Trabajando mi padre para el Cuerpo de Paz, aquellos años en que los universitarios atacaban las oficinas y destrozaban las puertas, conoció a muchos voluntarios que tuvieron luego importancia y peso en la vida nacional: un par de embajadores y así… El más pintoresco por su indumentaria y tupida barba, en oposición a la corbata y el afeite de otros entre los hombres, fue Vick Ridley, si mal no recuerdo el nombre porque el individuo en figura no se me ha borrado de la memoria. Venía a casa, luego de sus incursiones rurales y hablaba en quechua con mi padre, idioma que Joaquín le había enseñado desde los entrenamientos de voluntarios en Columbia, Missouri, y que había desarrollado más en su campo de trabajo, en Tiquipaya u otras regiones bolivianas. Vestía poncho y pijchaba. Era la encarnación new age muy adelantada de los oenegenistas que vendrían en el futuro. Se hizo de ahijados y compadres y se mimetizó, pelirrojo, como era, en el gentío campesino de entonces.
Años después de que acabara aquello, tiempos de Ovando, Torres y el septenio, Vick regresó a Bolivia. Prestó la consabida visita a su maestro de quechua (ya para entonces estábamos en la calle José Quintín Mendoza). No sé si ya habían matado al Che, si era el 67 o el 68, o hasta el 70, no me acuerdo. Vick contó que regresaba y se iba al Chapare a casa de un compadre, que allí estaban fabricando cocaína y que les iba de maravillas. Decía mucho más tarde mi padre, cuando se sentaba a tomar el té y contemplar la “casa grande” desde el ventanal de la pequeña, que Vick había sido uno de los pioneros del tráfico, que le había dado al negocio característica multinacional. Vino otra vez, siempre vestido de indio, bonachón y contento, cargado de juguetes norteamericanos y bombones para los seis hijos de su amigo. Luego desapareció. Hoy he decidido poner su nombre en google y buscarlo. Es un nombre común para un tipo que de común no tenía nada, que del Flower Power fue a la exploración y seguido al business, que trashumó entre el trópico, la coca-cocaína y casi seguro New York. Memorias fragmentadas, dispersas, de un hilo que hilvanamos muy tarde porque conocer, saber, siempre viene en las postrimerías, cuando lo pasado cuenta como estadística y poco se puede hacer.

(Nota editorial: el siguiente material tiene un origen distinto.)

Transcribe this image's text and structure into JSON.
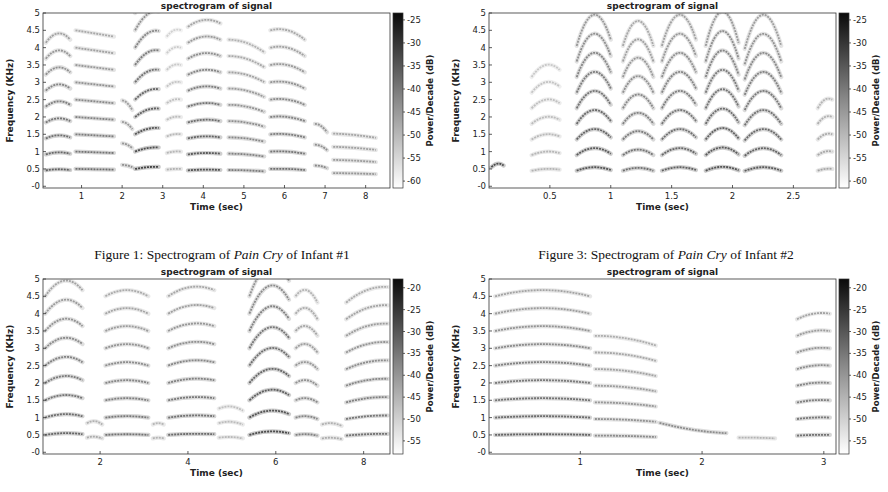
{
  "chart_data": [
    {
      "type": "spectrogram",
      "title": "spectrogram of signal",
      "x_label": "Time (sec)",
      "y_label": "Frequency (KHz)",
      "xlim": [
        0.05,
        8.6
      ],
      "xticks": [
        1,
        2,
        3,
        4,
        5,
        6,
        7,
        8
      ],
      "ylim": [
        -0.05,
        5
      ],
      "yticks": [
        {
          "value": 0,
          "label": "-0"
        },
        0.5,
        1,
        1.5,
        2,
        2.5,
        3,
        3.5,
        4,
        4.5,
        5
      ],
      "colorbar": {
        "label": "Power/Decade (dB)",
        "range": [
          -61.5,
          -23.5
        ],
        "ticks": [
          -25,
          -30,
          -35,
          -40,
          -45,
          -50,
          -55,
          -60
        ]
      },
      "segments": [
        {
          "start": 0.12,
          "end": 0.72,
          "f0": [
            0.46,
            0.49,
            0.47
          ],
          "harmonics": 9,
          "level": -38
        },
        {
          "start": 0.85,
          "end": 1.8,
          "f0": [
            0.5,
            0.49,
            0.48
          ],
          "harmonics": 9,
          "level": -40
        },
        {
          "start": 2.0,
          "end": 2.25,
          "f0": [
            0.62,
            0.6,
            0.55
          ],
          "harmonics": 4,
          "level": -45
        },
        {
          "start": 2.32,
          "end": 2.9,
          "f0": [
            0.5,
            0.55,
            0.56
          ],
          "harmonics": 10,
          "level": -34
        },
        {
          "start": 3.1,
          "end": 3.45,
          "f0": [
            0.48,
            0.5,
            0.5
          ],
          "harmonics": 9,
          "level": -50
        },
        {
          "start": 3.62,
          "end": 4.42,
          "f0": [
            0.46,
            0.48,
            0.47
          ],
          "harmonics": 10,
          "level": -36
        },
        {
          "start": 4.62,
          "end": 5.5,
          "f0": [
            0.47,
            0.46,
            0.43
          ],
          "harmonics": 9,
          "level": -42
        },
        {
          "start": 5.65,
          "end": 6.5,
          "f0": [
            0.5,
            0.5,
            0.47
          ],
          "harmonics": 9,
          "level": -40
        },
        {
          "start": 6.75,
          "end": 7.05,
          "f0": [
            0.6,
            0.58,
            0.52
          ],
          "harmonics": 3,
          "level": -44
        },
        {
          "start": 7.2,
          "end": 8.25,
          "f0": [
            0.38,
            0.37,
            0.35
          ],
          "harmonics": 4,
          "level": -46
        }
      ]
    },
    {
      "type": "spectrogram",
      "title": "spectrogram of signal",
      "x_label": "Time (sec)",
      "y_label": "Frequency (KHz)",
      "xlim": [
        0,
        2.85
      ],
      "xticks": [
        0.5,
        1,
        1.5,
        2,
        2.5
      ],
      "ylim": [
        -0.05,
        5
      ],
      "yticks": [
        {
          "value": 0,
          "label": "-0"
        },
        0.5,
        1,
        1.5,
        2,
        2.5,
        3,
        3.5,
        4,
        4.5,
        5
      ],
      "colorbar": {
        "label": "Power/Decade (dB)",
        "range": [
          -61.5,
          -23.5
        ],
        "ticks": [
          -25,
          -30,
          -35,
          -40,
          -45,
          -50,
          -55,
          -60
        ]
      },
      "segments": [
        {
          "start": 0.02,
          "end": 0.12,
          "f0": [
            0.55,
            0.65,
            0.6
          ],
          "harmonics": 1,
          "level": -35
        },
        {
          "start": 0.35,
          "end": 0.58,
          "f0": [
            0.45,
            0.5,
            0.48
          ],
          "harmonics": 7,
          "level": -50
        },
        {
          "start": 0.72,
          "end": 1.0,
          "f0": [
            0.45,
            0.55,
            0.47
          ],
          "harmonics": 9,
          "level": -36
        },
        {
          "start": 1.1,
          "end": 1.35,
          "f0": [
            0.45,
            0.53,
            0.45
          ],
          "harmonics": 9,
          "level": -40
        },
        {
          "start": 1.42,
          "end": 1.7,
          "f0": [
            0.45,
            0.55,
            0.47
          ],
          "harmonics": 9,
          "level": -38
        },
        {
          "start": 1.78,
          "end": 2.05,
          "f0": [
            0.45,
            0.56,
            0.46
          ],
          "harmonics": 9,
          "level": -36
        },
        {
          "start": 2.1,
          "end": 2.4,
          "f0": [
            0.44,
            0.55,
            0.45
          ],
          "harmonics": 9,
          "level": -37
        },
        {
          "start": 2.7,
          "end": 2.82,
          "f0": [
            0.45,
            0.5,
            0.5
          ],
          "harmonics": 5,
          "level": -48
        }
      ]
    },
    {
      "type": "spectrogram",
      "title": "spectrogram of signal",
      "x_label": "Time (sec)",
      "y_label": "Frequency (KHz)",
      "xlim": [
        0.7,
        8.6
      ],
      "xticks": [
        2,
        4,
        6,
        8
      ],
      "ylim": [
        -0.05,
        5
      ],
      "yticks": [
        {
          "value": 0,
          "label": "-0"
        },
        0.5,
        1,
        1.5,
        2,
        2.5,
        3,
        3.5,
        4,
        4.5,
        5
      ],
      "colorbar": {
        "label": "Power/Decade (dB)",
        "range": [
          -58,
          -18
        ],
        "ticks": [
          -20,
          -25,
          -30,
          -35,
          -40,
          -45,
          -50,
          -55
        ]
      },
      "segments": [
        {
          "start": 0.75,
          "end": 1.6,
          "f0": [
            0.5,
            0.55,
            0.52
          ],
          "harmonics": 9,
          "level": -34
        },
        {
          "start": 1.7,
          "end": 2.05,
          "f0": [
            0.42,
            0.45,
            0.4
          ],
          "harmonics": 2,
          "level": -45
        },
        {
          "start": 2.12,
          "end": 3.1,
          "f0": [
            0.5,
            0.52,
            0.5
          ],
          "harmonics": 9,
          "level": -36
        },
        {
          "start": 3.2,
          "end": 3.45,
          "f0": [
            0.4,
            0.42,
            0.4
          ],
          "harmonics": 2,
          "level": -46
        },
        {
          "start": 3.55,
          "end": 4.6,
          "f0": [
            0.5,
            0.53,
            0.52
          ],
          "harmonics": 9,
          "level": -35
        },
        {
          "start": 4.7,
          "end": 5.25,
          "f0": [
            0.42,
            0.44,
            0.4
          ],
          "harmonics": 3,
          "level": -47
        },
        {
          "start": 5.4,
          "end": 6.3,
          "f0": [
            0.5,
            0.6,
            0.55
          ],
          "harmonics": 9,
          "level": -30
        },
        {
          "start": 6.45,
          "end": 6.95,
          "f0": [
            0.5,
            0.52,
            0.48
          ],
          "harmonics": 9,
          "level": -38
        },
        {
          "start": 7.05,
          "end": 7.5,
          "f0": [
            0.4,
            0.42,
            0.38
          ],
          "harmonics": 2,
          "level": -45
        },
        {
          "start": 7.6,
          "end": 8.55,
          "f0": [
            0.48,
            0.52,
            0.53
          ],
          "harmonics": 9,
          "level": -36
        }
      ]
    },
    {
      "type": "spectrogram",
      "title": "spectrogram of signal",
      "x_label": "Time (sec)",
      "y_label": "Frequency (KHz)",
      "xlim": [
        0.25,
        3.1
      ],
      "xticks": [
        1,
        2,
        3
      ],
      "ylim": [
        -0.05,
        5
      ],
      "yticks": [
        {
          "value": 0,
          "label": "-0"
        },
        0.5,
        1,
        1.5,
        2,
        2.5,
        3,
        3.5,
        4,
        4.5,
        5
      ],
      "colorbar": {
        "label": "Power/Decade (dB)",
        "range": [
          -58,
          -18
        ],
        "ticks": [
          -20,
          -25,
          -30,
          -35,
          -40,
          -45,
          -50,
          -55
        ]
      },
      "segments": [
        {
          "start": 0.3,
          "end": 1.08,
          "f0": [
            0.5,
            0.52,
            0.5
          ],
          "harmonics": 9,
          "level": -34
        },
        {
          "start": 1.12,
          "end": 1.62,
          "f0": [
            0.48,
            0.47,
            0.44
          ],
          "harmonics": 7,
          "level": -40
        },
        {
          "start": 1.65,
          "end": 2.2,
          "f0": [
            0.85,
            0.65,
            0.55
          ],
          "harmonics": 1,
          "level": -40
        },
        {
          "start": 2.3,
          "end": 2.6,
          "f0": [
            0.42,
            0.42,
            0.4
          ],
          "harmonics": 1,
          "level": -46
        },
        {
          "start": 2.78,
          "end": 3.05,
          "f0": [
            0.48,
            0.5,
            0.5
          ],
          "harmonics": 8,
          "level": -36
        }
      ]
    }
  ],
  "captions": [
    {
      "prefix": "Figure 1: Spectrogram of ",
      "emphasis": "Pain Cry",
      "suffix": " of Infant #1"
    },
    {
      "prefix": "Figure 3: Spectrogram of ",
      "emphasis": "Pain Cry",
      "suffix": " of Infant #2"
    }
  ]
}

A raíz, estas palabras sueltas, de haber leído algo de míster Evo Morales, la DEA, la droga, y las mentiras suyas y de los gringos al respecto. Este, como dice Saviano, es el mayor negocio de la tierra y nada lo parará. Quizá otra droga, más letal y más barata, pero la cocaína permanecerá como elixir de élites, para uso de los jerarcas Trump y Morales y las cortes de empresarios, ricos y fascistas de cualquier laya. A qué hablar, malditos, mentir y despotricar sobre la nada. La coca es el oro del fin del mundo y seguirá brillando para beneplácito de imbéciles y usufructo de cabrones.
Y también leyendo alegatos de defensores del árbol en la ciudad que los odia: Cochabamba, que fue verde, arbolada, jardín y jungla y hoy representa lo mejor de la estulticia gubernamental y desnuda las taras bolivianas en cuanto a los árboles, la sombra que dan, las raíces que levantan casas y demás avatares del crecimiento y la muerte.
Desde arriba, de la silla presidencial, se decreta la ejecución de parques nacionales, reservas de la biosfera, acuíferos, reptiles, mamíferos, humanos, en aras de la diosa coca, puta sacralizada. Guillotina a todo lo que crezca y a llenarse los bolsillos.
Otro asno, Leyes, alcalde, tiene el mismo prurito destructor y similar vanidad. Es el máximo orgasmo para tales felones de retratarse en cada vértice de las ciudades. Ahora sale con el pretexto funesto por lo absurdo de que en Coña Coña se encontró una planta de marihuana. Esta, que ni del olor soy afecto, es pues mejor, señores míos, que todo el asqueroso concreto que quieren arrojar sobre la tierra. Bien simple. Carajo.